New Study Suggests Killer Coronavirus Started In bats

A recent study that was published in the Lancet suggests that the recent killer coronavirus started in bats.

In the study, researchers looked closely at the genome sequences of the coronavirus that was obtained from 9 patients in China who have been diagnosed with the virus.

The coronavirus has been given the name 2019-nCoV.

Researchers compared the 2019-nCoV genetic sequence with a library of viral sequences and found that most closely related viruses were 2 coronaviruses that originated in bats, sharing 88 percent of the same genetic sequence.

The author of the study says this link points to the fact that the virus did indeed start in bats.

But according to reports, no bats were sold at the Huanan seafood market, the place where the virus originated.

It is possible that there is another animal in the middle of the chain, passing the deadly virus from a bat to a human.

Guizhen Wu, the co-author of the study who works at the Chinese Centre for Disease Control and Prevention, said, “It seems likely that another animal host is acting as an intermediate host between bats and humans.”

The new study adds weight to a study that was done previously, which singled out bats as the most likely cause that carried out the virus.

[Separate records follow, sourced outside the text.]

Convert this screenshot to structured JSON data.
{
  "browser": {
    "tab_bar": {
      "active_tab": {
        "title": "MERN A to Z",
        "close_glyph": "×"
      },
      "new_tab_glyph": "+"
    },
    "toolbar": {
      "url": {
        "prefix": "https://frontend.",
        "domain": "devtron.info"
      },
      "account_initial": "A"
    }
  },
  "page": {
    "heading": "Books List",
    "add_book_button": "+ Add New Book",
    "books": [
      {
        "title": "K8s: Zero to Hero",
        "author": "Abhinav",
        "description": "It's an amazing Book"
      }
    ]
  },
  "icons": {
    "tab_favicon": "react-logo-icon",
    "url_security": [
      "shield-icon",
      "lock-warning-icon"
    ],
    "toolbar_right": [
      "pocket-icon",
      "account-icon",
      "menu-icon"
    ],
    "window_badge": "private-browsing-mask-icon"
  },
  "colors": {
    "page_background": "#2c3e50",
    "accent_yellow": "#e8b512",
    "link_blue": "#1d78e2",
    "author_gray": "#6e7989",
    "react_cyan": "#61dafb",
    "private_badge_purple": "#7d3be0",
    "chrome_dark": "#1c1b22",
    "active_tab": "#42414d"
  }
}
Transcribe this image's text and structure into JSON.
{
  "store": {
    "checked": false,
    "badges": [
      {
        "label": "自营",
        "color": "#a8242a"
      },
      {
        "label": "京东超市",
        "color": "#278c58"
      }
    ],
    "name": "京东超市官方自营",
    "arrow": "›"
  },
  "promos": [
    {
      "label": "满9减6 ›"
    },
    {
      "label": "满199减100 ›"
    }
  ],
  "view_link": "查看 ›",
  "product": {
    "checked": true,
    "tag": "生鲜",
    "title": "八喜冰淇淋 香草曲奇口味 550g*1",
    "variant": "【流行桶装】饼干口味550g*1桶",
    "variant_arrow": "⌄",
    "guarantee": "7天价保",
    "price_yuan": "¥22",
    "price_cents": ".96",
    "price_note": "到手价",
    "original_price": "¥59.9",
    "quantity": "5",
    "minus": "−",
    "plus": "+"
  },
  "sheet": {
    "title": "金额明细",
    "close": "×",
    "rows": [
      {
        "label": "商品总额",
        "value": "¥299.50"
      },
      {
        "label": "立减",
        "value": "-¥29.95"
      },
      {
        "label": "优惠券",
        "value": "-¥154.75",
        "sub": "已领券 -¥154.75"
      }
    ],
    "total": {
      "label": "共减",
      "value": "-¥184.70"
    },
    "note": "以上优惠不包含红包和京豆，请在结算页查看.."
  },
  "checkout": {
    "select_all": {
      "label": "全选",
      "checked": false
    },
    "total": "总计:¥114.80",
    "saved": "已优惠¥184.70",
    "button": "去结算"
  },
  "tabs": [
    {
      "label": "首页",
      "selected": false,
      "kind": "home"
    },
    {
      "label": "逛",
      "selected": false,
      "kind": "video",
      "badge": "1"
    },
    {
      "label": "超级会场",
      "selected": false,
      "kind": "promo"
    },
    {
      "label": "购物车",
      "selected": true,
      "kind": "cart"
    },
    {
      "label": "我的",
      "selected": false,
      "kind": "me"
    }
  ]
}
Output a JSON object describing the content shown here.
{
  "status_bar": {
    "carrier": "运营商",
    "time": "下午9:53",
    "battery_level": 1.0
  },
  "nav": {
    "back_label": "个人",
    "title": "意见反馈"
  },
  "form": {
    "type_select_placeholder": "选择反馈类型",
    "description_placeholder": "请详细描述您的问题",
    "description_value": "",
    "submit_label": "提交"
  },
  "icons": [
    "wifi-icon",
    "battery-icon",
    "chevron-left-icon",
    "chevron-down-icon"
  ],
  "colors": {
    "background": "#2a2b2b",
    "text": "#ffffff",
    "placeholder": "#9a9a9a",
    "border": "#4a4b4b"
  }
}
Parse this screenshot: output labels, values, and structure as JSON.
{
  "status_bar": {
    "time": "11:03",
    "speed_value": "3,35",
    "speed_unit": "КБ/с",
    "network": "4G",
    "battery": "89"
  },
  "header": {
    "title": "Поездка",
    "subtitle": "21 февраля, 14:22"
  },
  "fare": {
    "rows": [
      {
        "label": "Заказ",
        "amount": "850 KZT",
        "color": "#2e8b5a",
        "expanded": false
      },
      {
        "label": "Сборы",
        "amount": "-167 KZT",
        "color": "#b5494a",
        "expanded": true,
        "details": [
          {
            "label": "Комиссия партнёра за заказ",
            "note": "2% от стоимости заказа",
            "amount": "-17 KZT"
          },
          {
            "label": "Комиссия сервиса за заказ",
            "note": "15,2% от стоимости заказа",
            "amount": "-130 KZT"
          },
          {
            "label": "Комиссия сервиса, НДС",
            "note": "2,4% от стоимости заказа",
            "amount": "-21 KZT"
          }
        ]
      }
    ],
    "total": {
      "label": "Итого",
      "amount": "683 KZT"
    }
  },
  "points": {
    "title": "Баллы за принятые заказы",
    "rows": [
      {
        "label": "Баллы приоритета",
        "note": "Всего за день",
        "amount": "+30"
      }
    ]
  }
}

A research that was done by a team at the Chinese Academy of Sciences, the People’s Liberation Army, and the Institute Pasteur of Shanghai, stated that the Wuhan coronavirus’ natural can possible be bats.

But the research also said that there may be an unknown intermediate in between these two.

The death toll of the coronavirus is currently at 200, and the disease has reached each state or province in China.

According to official numbers, there have been 9800 confirmed coronavirus cases in China.

The coronavirus has spread to 16 other countries, which includes the Philippines, who confirmed the first case of the coronavirus yesterday.